The study also found that women who suffered a stillbirth had a 31% increased risk of nonfatal stroke and a 7% increased risk of fatal stroke.
Meanwhile, recurrent stillbirth has been linked to a 26% higher risk of fatal stroke.
Infertility was also associated with a 14% higher risk of nonfatal stroke compared to fertile women.
The researchers suggested possible reasons for the findings, including that the link between infertility and increased risk of stroke may be due to conditions such as polycystic ovary syndrome (PCOS) and premature ovarian failure (POI).
Narrowing of the heart’s blood vessels may also explain the increased risk of stroke for women with a history of repeated stillbirths or miscarriages.
However, the team also said that unhealthy lifestyles contribute to stroke risk, as they called for more research in this area.
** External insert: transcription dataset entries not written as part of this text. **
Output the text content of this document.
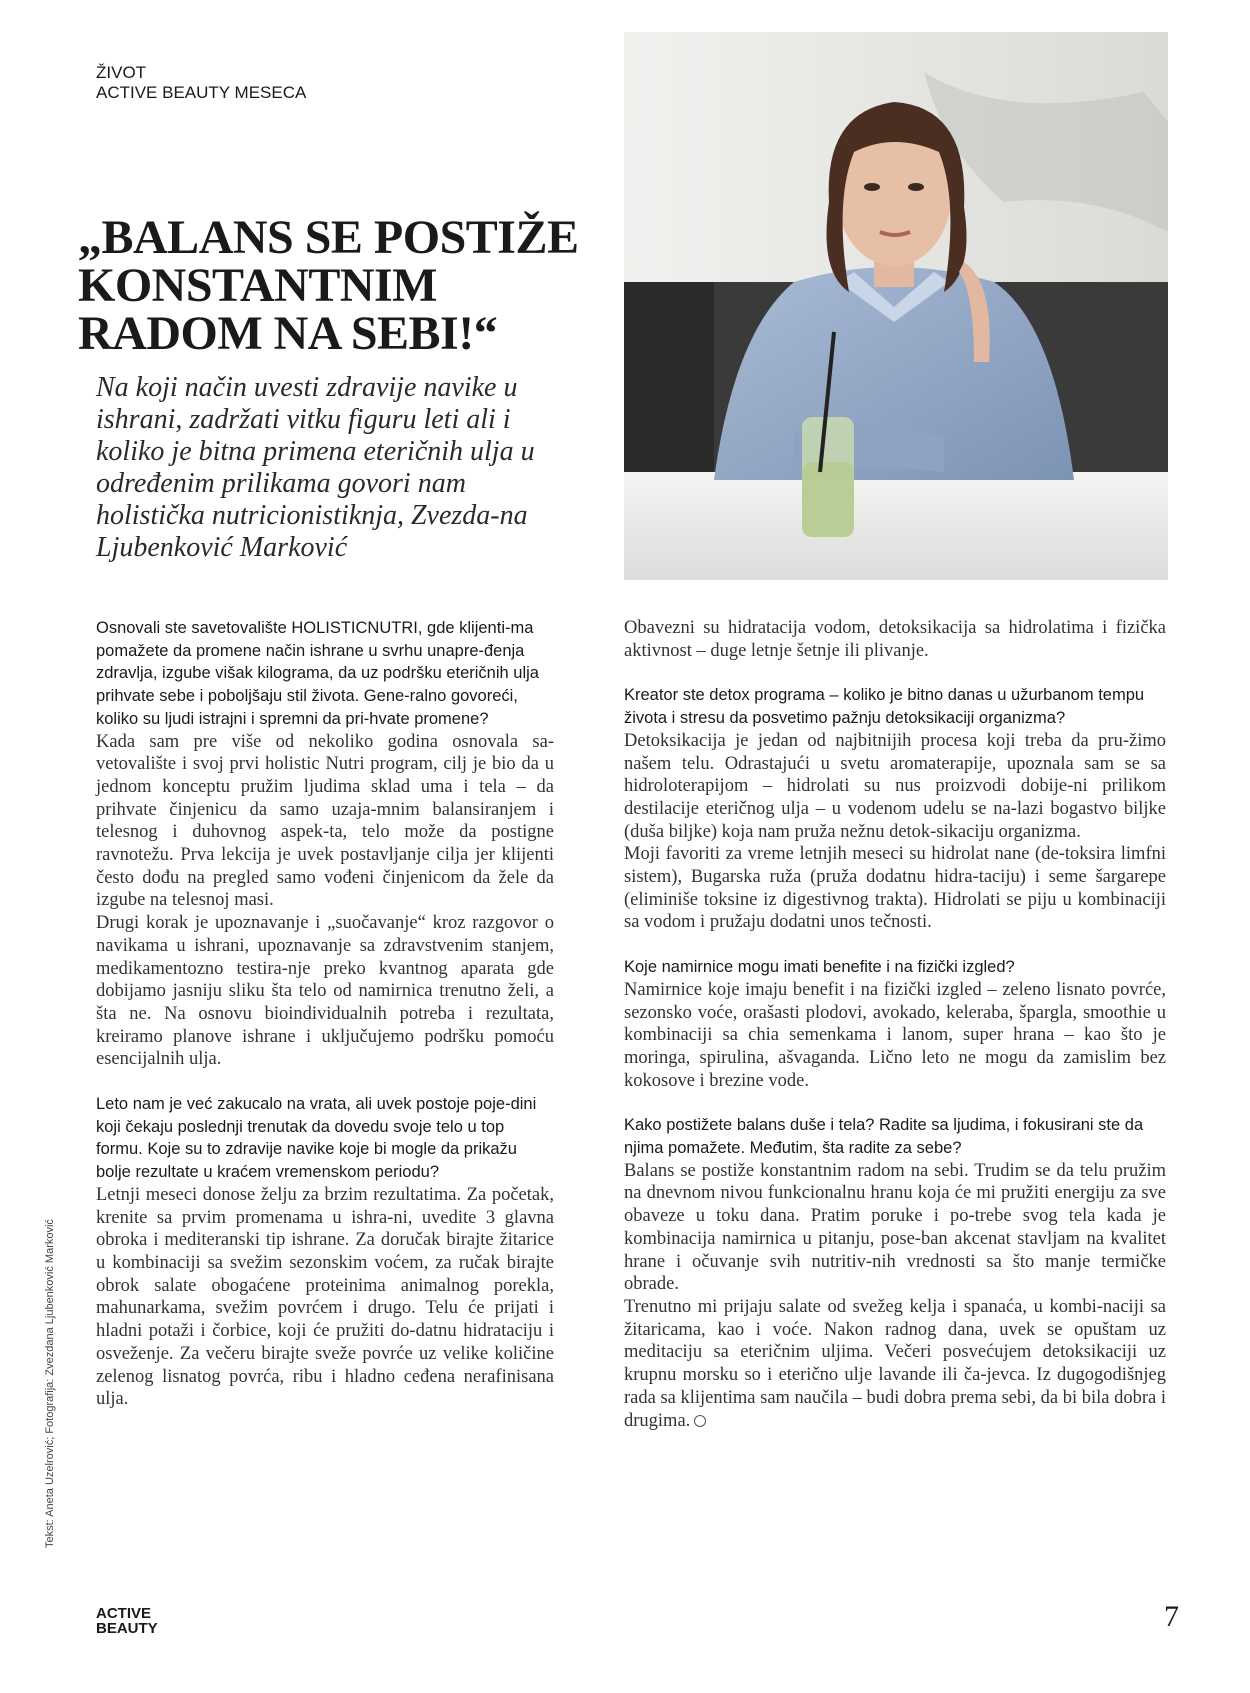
ŽIVOT
ACTIVE BEAUTY MESECA
„BALANS SE POSTIŽE KONSTANTNIM RADOM NA SEBI!“
Na koji način uvesti zdravije navike u ishrani, zadržati vitku figuru leti ali i koliko je bitna primena eteričnih ulja u određenim prilikama govori nam holistička nutricionistiknja, Zvezda-na Ljubenković Marković

Osnovali ste savetovalište HOLISTICNUTRI, gde klijenti-ma pomažete da promene način ishrane u svrhu unapre-đenja zdravlja, izgube višak kilograma, da uz podršku eteričnih ulja prihvate sebe i poboljšaju stil života. Gene-ralno govoreći, koliko su ljudi istrajni i spremni da pri-hvate promene?

Kada sam pre više od nekoliko godina osnovala sa-vetovalište i svoj prvi holistic Nutri program, cilj je bio da u jednom konceptu pružim ljudima sklad uma i tela – da prihvate činjenicu da samo uzaja-mnim balansiranjem i telesnog i duhovnog aspek-ta, telo može da postigne ravnotežu. Prva lekcija je uvek postavljanje cilja jer klijenti često dođu na pregled samo vođeni činjenicom da žele da izgube na telesnoj masi.

Drugi korak je upoznavanje i „suočavanje“ kroz razgovor o navikama u ishrani, upoznavanje sa zdravstvenim stanjem, medikamentozno testira-nje preko kvantnog aparata gde dobijamo jasniju sliku šta telo od namirnica trenutno želi, a šta ne. Na osnovu bioindividualnih potreba i rezultata, kreiramo planove ishrane i uključujemo podršku pomoću esencijalnih ulja.

Leto nam je već zakucalo na vrata, ali uvek postoje poje-dini koji čekaju poslednji trenutak da dovedu svoje telo u top formu. Koje su to zdravije navike koje bi mogle da prikažu bolje rezultate u kraćem vremenskom periodu?

Letnji meseci donose želju za brzim rezultatima. Za početak, krenite sa prvim promenama u ishra-ni, uvedite 3 glavna obroka i mediteranski tip ishrane. Za doručak birajte žitarice u kombinaciji sa svežim sezonskim voćem, za ručak birajte obrok salate obogaćene proteinima animalnog porekla, mahunarkama, svežim povrćem i drugo. Telu će prijati i hladni potaži i čorbice, koji će pružiti do-datnu hidrataciju i osveženje. Za večeru birajte sveže povrće uz velike količine zelenog lisnatog povrća, ribu i hladno ceđena nerafinisana ulja.

Obavezni su hidratacija vodom, detoksikacija sa hidrolatima i fizička aktivnost – duge letnje šetnje ili plivanje.

Kreator ste detox programa – koliko je bitno danas u užurbanom tempu života i stresu da posvetimo pažnju detoksikaciji organizma?

Detoksikacija je jedan od najbitnijih procesa koji treba da pru-žimo našem telu. Odrastajući u svetu aromaterapije, upoznala sam se sa hidroloterapijom – hidrolati su nus proizvodi dobije-ni prilikom destilacije eteričnog ulja – u vodenom udelu se na-lazi bogastvo biljke (duša biljke) koja nam pruža nežnu detok-sikaciju organizma.

Moji favoriti za vreme letnjih meseci su hidrolat nane (de-toksira limfni sistem), Bugarska ruža (pruža dodatnu hidra-taciju) i seme šargarepe (eliminiše toksine iz digestivnog trakta). Hidrolati se piju u kombinaciji sa vodom i pružaju dodatni unos tečnosti.

Koje namirnice mogu imati benefite i na fizički izgled?

Namirnice koje imaju benefit i na fizički izgled – zeleno lisnato povrće, sezonsko voće, orašasti plodovi, avokado, keleraba, špargla, smoothie u kombinaciji sa chia semenkama i lanom, super hrana – kao što je moringa, spirulina, ašvaganda. Lično leto ne mogu da zamislim bez kokosove i brezine vode.

Kako postižete balans duše i tela? Radite sa ljudima, i fokusirani ste da njima pomažete. Međutim, šta radite za sebe?

Balans se postiže konstantnim radom na sebi. Trudim se da telu pružim na dnevnom nivou funkcionalnu hranu koja će mi pružiti energiju za sve obaveze u toku dana. Pratim poruke i po-trebe svog tela kada je kombinacija namirnica u pitanju, pose-ban akcenat stavljam na kvalitet hrane i očuvanje svih nutritiv-nih vrednosti sa što manje termičke obrade.

Trenutno mi prijaju salate od svežeg kelja i spanaća, u kombi-naciji sa žitaricama, kao i voće. Nakon radnog dana, uvek se opuštam uz meditaciju sa eteričnim uljima. Večeri posvećujem detoksikaciji uz krupnu morsku so i eterično ulje lavande ili ča-jevca. Iz dugogodišnjeg rada sa klijentima sam naučila – budi dobra prema sebi, da bi bila dobra i drugima.

Tekst: Aneta Uzelrović; Fotografija: Zvezdana Ljubenković Marković
ACTIVE
BEAUTY	7
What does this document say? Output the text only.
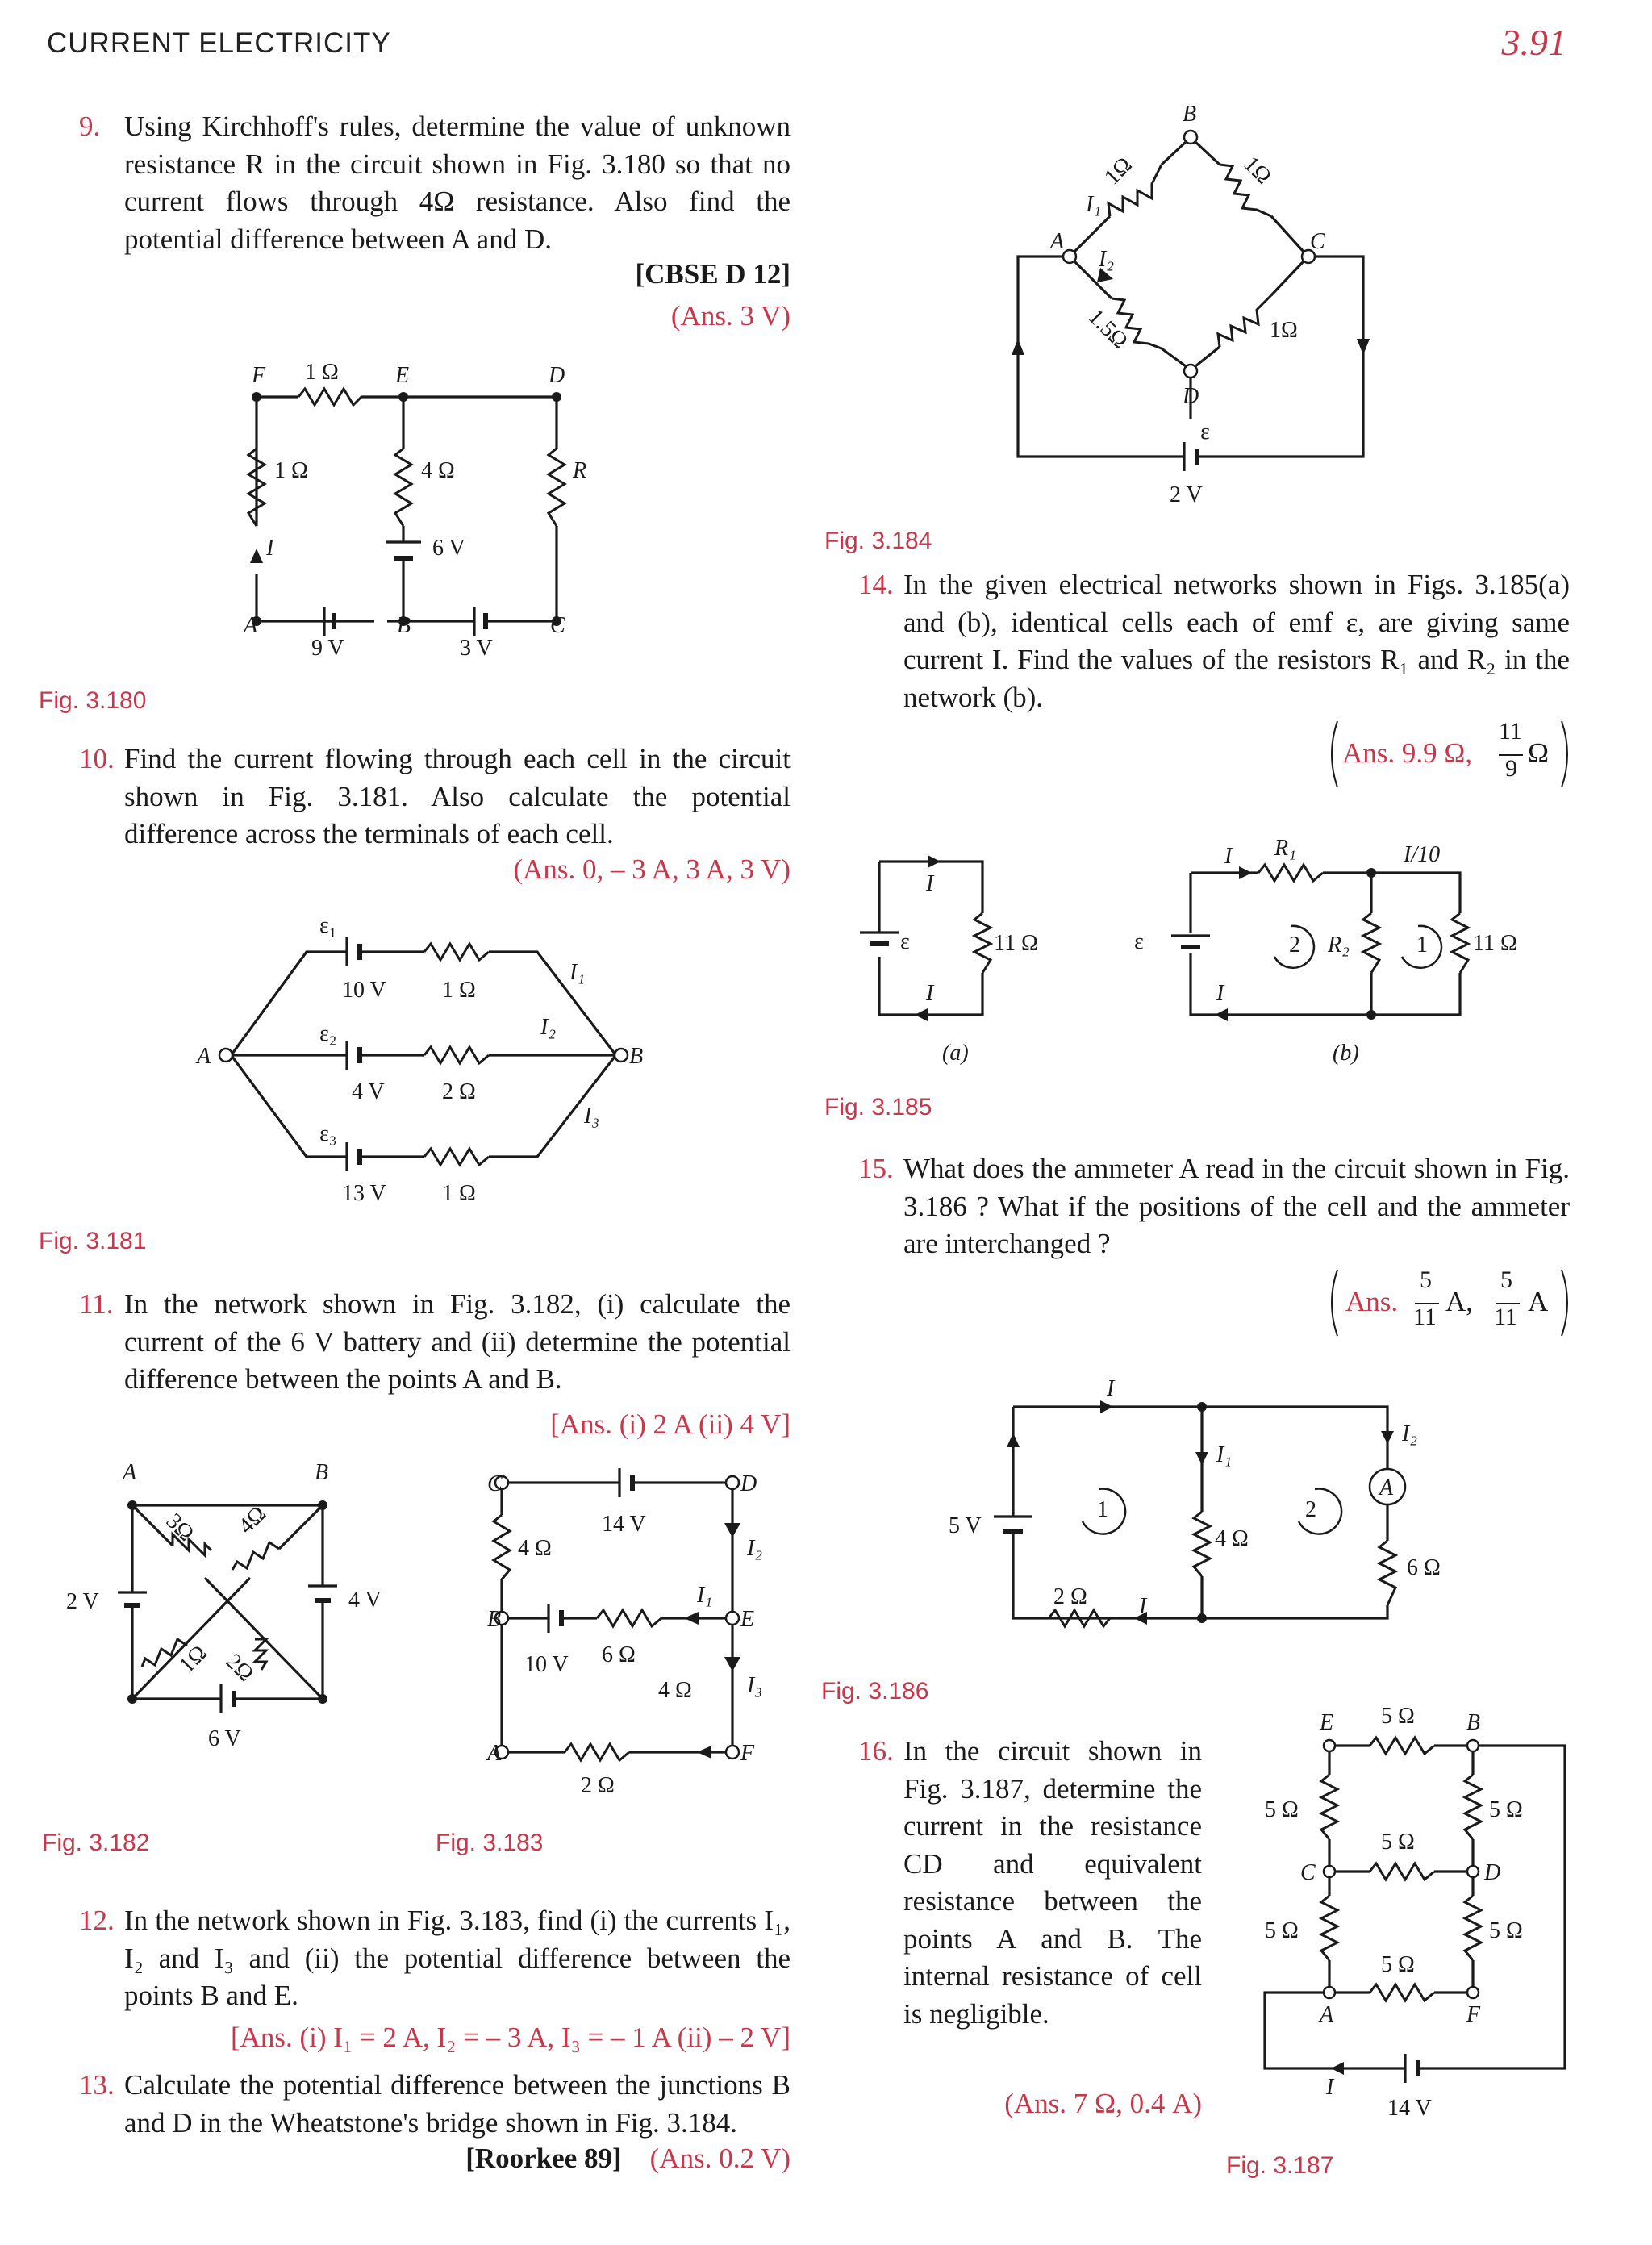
CURRENT ELECTRICITY	3.91
9. Using Kirchhoff's rules, determine the value of unknown resistance R in the circuit shown in Fig. 3.180 so that no current flows through 4Ω resistance. Also find the potential difference between A and D.
[CBSE D 12]
(Ans. 3 V)
F	E	D
A	B	C
1 Ω
1 Ω	4 Ω	R
6 V
9 V	3 V
I
Fig. 3.180
10. Find the current flowing through each cell in the circuit shown in Fig. 3.181. Also calculate the potential difference across the terminals of each cell.
(Ans. 0, – 3 A, 3 A, 3 V)
A	B
ε₁
ε₂
ε₃
10 V
4 V
13 V
1 Ω
2 Ω
1 Ω
I₁
I₂
I₃
Fig. 3.181
11. In the network shown in Fig. 3.182, (i) calculate the current of the 6 V battery and (ii) determine the potential difference between the points A and B.
[Ans. (i) 2 A (ii) 4 V]
A	B
2 V	4 V
6 V
3Ω 4Ω
1Ω 2Ω
Fig. 3.182
C	D
B	E
A	F
14 V
10 V
4 Ω
6 Ω
4 Ω
2 Ω
I₁
I₂
I₃
Fig. 3.183
12. In the network shown in Fig. 3.183, find (i) the currents I₁, I₂ and I₃ and (ii) the potential difference between the points B and E.
[Ans. (i) I₁ = 2 A, I₂ = – 3 A, I₃ = – 1 A (ii) – 2 V]
13. Calculate the potential difference between the junctions B and D in the Wheatstone's bridge shown in Fig. 3.184.
[Roorkee 89] (Ans. 0.2 V)
B
A	C
D
1Ω	1Ω
1.5Ω	1Ω
ε
2 V
I₁
I₂
Fig. 3.184
14. In the given electrical networks shown in Figs. 3.185(a) and (b), identical cells each of emf ε, are giving same current I. Find the values of the resistors R₁ and R₂ in the network (b).
Ans. 9.9 Ω,
11
9 Ω
I
I
ε	11 Ω
(a)
I
I
R₁
R₂
I/10
ε	11 Ω
2	1
(b)
Fig. 3.185
15. What does the ammeter A read in the circuit shown in Fig. 3.186 ? What if the positions of the cell and the ammeter are interchanged ?
Ans.
5
11 A,
5
11 A
5 V
2 Ω
4 Ω
6 Ω
A
I
I
I₁
I₂
1	2
Fig. 3.186
16. In the circuit shown in Fig. 3.187, determine the current in the resistance CD and equivalent resistance between the points A and B. The internal resistance of cell is negligible.
(Ans. 7 Ω, 0.4 A)
E	B
C	D
A	F
5 Ω
5 Ω
5 Ω
5 Ω
5 Ω
5 Ω
5 Ω
14 V
I
Fig. 3.187
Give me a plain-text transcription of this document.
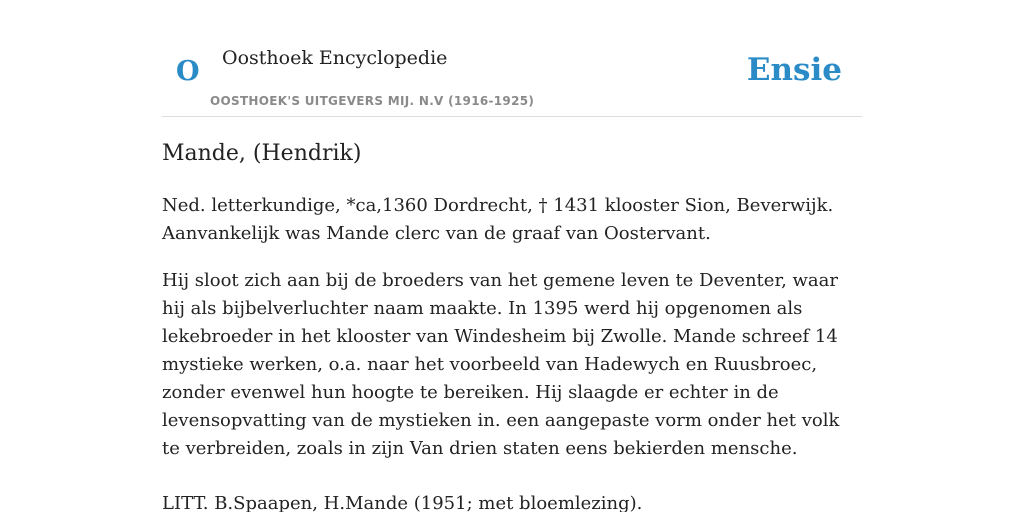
O Oosthoek Encyclopedie
OOSTHOEK'S UITGEVERS MIJ. N.V (1916-1925)
Ensie
Mande, (Hendrik)

Ned. letterkundige, *ca,1360 Dordrecht, † 1431 klooster Sion, Beverwijk. Aanvankelijk was Mande clerc van de graaf van Oostervant.

Hij sloot zich aan bij de broeders van het gemene leven te Deventer, waar hij als bijbelverluchter naam maakte. In 1395 werd hij opgenomen als lekebroeder in het klooster van Windesheim bij Zwolle. Mande schreef 14 mystieke werken, o.a. naar het voorbeeld van Hadewych en Ruusbroec, zonder evenwel hun hoogte te bereiken. Hij slaagde er echter in de levensopvatting van de mystieken in. een aangepaste vorm onder het volk te verbreiden, zoals in zijn Van drien staten eens bekierden mensche.

LITT. B.Spaapen, H.Mande (1951; met bloemlezing).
In an article in the British Medical Journal (BMJ), the experts, including from the University of Queensland in Australia and University College London, concluded: “A history of recurrent miscarriage and death or loss of a baby before or during delivery could be considered a female-specific risk factor for stroke, with differences in risk across stroke subtypes.
“These results could contribute to improved surveillance and stroke prevention for women with such a history.”
For the study, the team looked at eight research groups conducted in Australia, China, Japan, the Netherlands, Sweden, the UK and the US.
A total of more than 600,000 women aged 32 to 73 years were enrolled at baseline, of whom 9,265 (2.8%) experienced a first nonfatal stroke, typically at age 62, and 4,003 (0.7%) suffered a fatal stroke, typically 71 years old.
Stroke was identified through self-reported questionnaires, hospital records, or national patient registries.
Fatal strokes were recorded through death registers.
Factors that can affect the results, such as body mass index and whether women have smoked, were considered. Women with nonfatal stroke before age 40 were excluded.
Stroke is a leading cause of death and disability in women worldwide.
Figures suggest that around three million women died from a stroke in 2019 and millions more live with persistent disability.